ESPECTÁCULO

“Es hora de partir”: el duro mensaje de Gran Hermano al eliminado

 

El Big ignoró la última pregunta del participante y repitió el esquema que ya usó con Tomy Riguera.

 
Gran Hermano
Gran Hermano

(BUENOS AIRES).- “Nigro, es hora de partir”. Con esa frase, Gran Hermano despidió este lunes 6 de julio a Nigro, el nuevo eliminado de Gran Hermano Generación Dorada. El participante dejó la casa por la placa “planta”, que sanciona a quienes menos se involucran en la dinámica del juego, y su salida desató una polémica que fue más allá de su paso por el reality.

La escena no pasó desapercibida porque la voz del reality se limitó a ese enunciado escueto, sin las palabras de reconocimiento que suele dedicar a quienes se van. La falta del saludo habitual sorprendió a los seguidores del programa apenas se emitió la secuencia, y en cuestión de minutos las redes sociales se llenaron de comentarios sobre el gesto del Big.

Foto: Captura (Telefe)

Mientras caminaba por el pasillo hacia la puerta de salida, Nigro no llegó a escuchar el mensaje con claridad y preguntó: “¿Qué pasa, Big?”. El dueño de la casa, sin embargo, no volvió a responder. El silencio absoluto que siguió a su pregunta fue el detalle que terminó de encender el debate entre los fanáticos del ciclo de Telefe.

En las redes sociales, muchos usuarios interpretaron ese silencio como un gesto deliberado hacia los participantes que transitan el reality sin un rol protagónico ni una estrategia marcada. De inmediato, los fanáticos recordaron que algo parecido había ocurrido meses atrás con Tomy Riguera.
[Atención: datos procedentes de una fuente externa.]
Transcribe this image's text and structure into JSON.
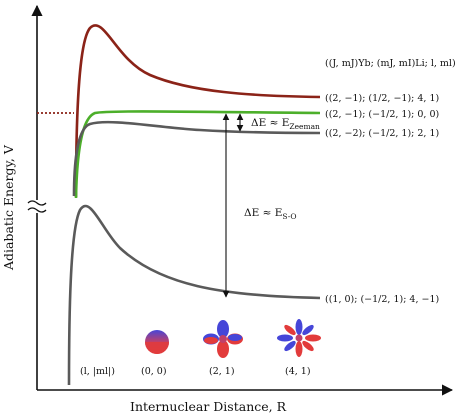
{
  "axes": {
    "xlabel": "Internuclear Distance, R",
    "ylabel": "Adiabatic Energy, V"
  },
  "legend_header": "((J, mJ)Yb; (mJ, mI)Li; l, ml)",
  "curves": [
    {
      "label": "((2, −1); (1/2, −1); 4, 1)",
      "color": "#8b2318"
    },
    {
      "label": "((2, −1); (−1/2, 1); 0, 0)",
      "color": "#4caf2a"
    },
    {
      "label": "((2, −2); (−1/2, 1); 2, 1)",
      "color": "#5a5a5a"
    },
    {
      "label": "((1, 0); (−1/2, 1); 4, −1)",
      "color": "#5a5a5a"
    }
  ],
  "annotations": {
    "zeeman": {
      "prefix": "ΔE ≈ E",
      "sub": "Zeeman"
    },
    "so": {
      "prefix": "ΔE ≈ E",
      "sub": "S-O"
    }
  },
  "partial_waves": {
    "header": "(l, |ml|)",
    "items": [
      {
        "label": "(0, 0)"
      },
      {
        "label": "(2, 1)"
      },
      {
        "label": "(4, 1)"
      }
    ]
  },
  "colors": {
    "lobe_top": "#e23b3b",
    "lobe_bottom": "#4646d8",
    "axis": "#111111",
    "dotted_marker": "#8b2318"
  }
}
En aquella oportunidad, Riguera también quedó eliminado por la placa “planta” y Gran Hermano no le dedicó una despedida personalizada. La voz solo indicó: “Tomy, momento de abandonar la casa. El resto, vuelva a la galería. Tomy, momento de abandonar la casa, por favor”. La secuencia fue prácticamente idéntica: un mensaje funcional, sin el afecto ni el reconocimiento que el programa suele reservar para quienes dejan una huella en la competencia.
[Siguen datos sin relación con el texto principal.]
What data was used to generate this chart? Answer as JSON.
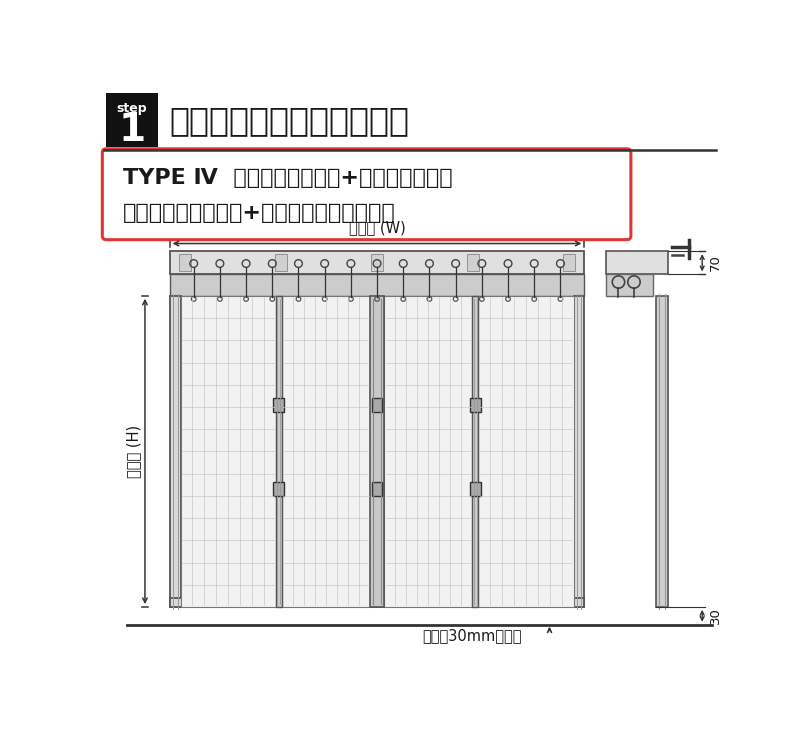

La diferencia en el trato con respecto a otros ex participantes se consolidó entre el público como una señal de la producción hacia los jugadores de perfil más pasivo. Para muchos, la brevedad de ambas despedidas terminó funcionando como un mensaje interno del propio reality, una forma de subrayar que la casa valora la intensidad del juego y castiga simbólicamente a quienes no la ejercen.

El episodio reavivó el debate sobre el peso de la placa “planta” en Gran Hermano y la poca tolerancia que el formato exhibe frente a quienes no construyen historia dentro de la casa. La eliminación del lunes dejó en evidencia que la vara del programa no solo mide la permanencia, sino también la actitud con la que cada participante encara la experiencia.

Nigro se fue sin una ovación del Big y sin respuesta a su última pregunta. La imagen del pasillo en silencio ya es, para los seguidores del ciclo, la postal más elocuente de su paso por Gran Hermano Generación Dorada.